|Duke Eberhard Ludwig of Württemberg
|Eberhard Ludwig was field marshall of the Swabian troops in the War of the Spanish Succession in
1707, acquiring glory under Prince Eugen. Once home, he illicitly married his mistress, Wilhelmine
von Grävenitz. He spent most of his time in Ludwigsburg in Wilhelmine's company, leaving his real
wife alone in the Altes Schloß (Old Palace) in Stuttgart. Because of pressure from the emperor, the
marriage to the mistress had to be quickly dissolved, and Wilhelmine went into exile in Switzerland.
Eberhard Ludwig followed her, and there they stayed until 1710.
In 1718, he moved back to Ludwigsburg with his entire royal household in order to live together
undisturbed with his mistress away from the Old Palace in Stuttgart. She was only allowed to return
to the royal court once she had married another man, Graf von Würben. The influential mistress,
nicknamed "Die Grävenitz", was not notoriously beautiful but she was strong of mind and will, and
for over two decades had a strong influence on the Württemberg court. She resided in the suite of
rooms directly below that of the Duke in the Alter Hauptbau (Old Main Building), and the two were
linked by a small staircase.
Because his only legal heir, Prince Friedrich Ludwig, died in 1731, the power threatened to shift into
Catholic hands, a situation which captured the attention of Prussian King Friedrich Wilhelm I. who
influenced Eberhard Ludwig to end his 25 year old relationship with Wilhelmine von Grävenitz and
reconcile with his long ignored wife in hopes of producing a legitimate heir, but she was fifty-three
years old by then, and no child was conceived. He died in Ludwigsburg of a stroke on October 31,
1733. Eberhard Ludwig's greatest legacy was his "Dritte Steuer-Instruktion" (Third Tax Directive)

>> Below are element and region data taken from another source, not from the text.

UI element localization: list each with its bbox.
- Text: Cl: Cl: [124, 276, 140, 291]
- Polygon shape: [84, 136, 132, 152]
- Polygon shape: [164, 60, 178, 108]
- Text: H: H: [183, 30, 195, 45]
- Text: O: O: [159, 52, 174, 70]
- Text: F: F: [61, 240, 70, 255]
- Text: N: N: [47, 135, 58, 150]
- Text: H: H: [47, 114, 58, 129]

intended to achieve a more just tax legislation. He also attempted to promote the state economy.
The Schloss, called the “Swabian Versailles”, is the largest preserved Baroque residence in Germany
and one of the few German castles which was not destroyed by Allied bombs in WW Two. Its
architecture is Austrian and its decor Baroque, and the palace is comprised of eighteen buildings
containing 452 rooms. Duke Carl Alexander von Württemberg was the next royal occupant after
Eberhard Ludwig, then it became home to Duke Carl Eugen who, while adding apartments in the
French Rococo style, moved the royal residence back to Stuttgart in 1775. Even later, Duke
Friedrich II wanted to use Ludwigsburg as his summer palace, and when Napoleon made the duke
“king” in 1803, Friedrich redecorated many of the palace rooms in the Empire style.
|The Duke, the Mistress and the Wife
|And the Minister....Pangs of conscience did not seem to have troubled the Duke and he'd gone
through no less than 14 head preachers. With Samuel Urlsperger, things were fine for a time until
Urlsperger's pietist friend, Francke, influenced him to admonish the Duke and remind him that he
was responsible for being a good example for his people. This made the Duke furious and he had
Urlsperger taken to death row to be executed if he would not retract all statements considered
treasonous. Urlsperger's wife stated that she would rather be the widow of a martyr than live with a
traitor to his beliefs, whereupon the Duke signed the execution order. He needed a second signature
to enforce the order of execution, but could find nobody willing. By this stroke of luck, Urlsperger
remained alive, but secretly, and with a prohibition against any and all lecturing in effect.
Eberhard Ludwig was born in Stuttgart in 1676, the third child of Duke Wilhelm Ludwig. After his
father's early death in 1677, his uncle was awarded his guardianship until Emperor Leopold I. named
him "Duke of Württemberg" at his mother's request in 1693. Even then, the young duke was
described as vain and superficial and he showed no interest in government. His court council pretty
much ran things while the duke traveled and went hunting. Eberhard Ludwig married Johanna
Elisabeth von Baden-Durlach in 1697. Soon after, he went to visit Louis XIV at Versailles and was
so impressed by the pomp and grandeur of the French court that he decided to turn Württemberg
into a similar state. That took lots of money, and immediately the Duke raised taxes. In 1704, he laid
out plans for his ostentatious Ludwigsburg Palace, a new hunting retreat north of Stuttgart. To save
money, he allowed the builders and workers to reside tax-free around the palace for 15 years, and
the city of Ludwigsburg would later develop out of their neighborhood, below.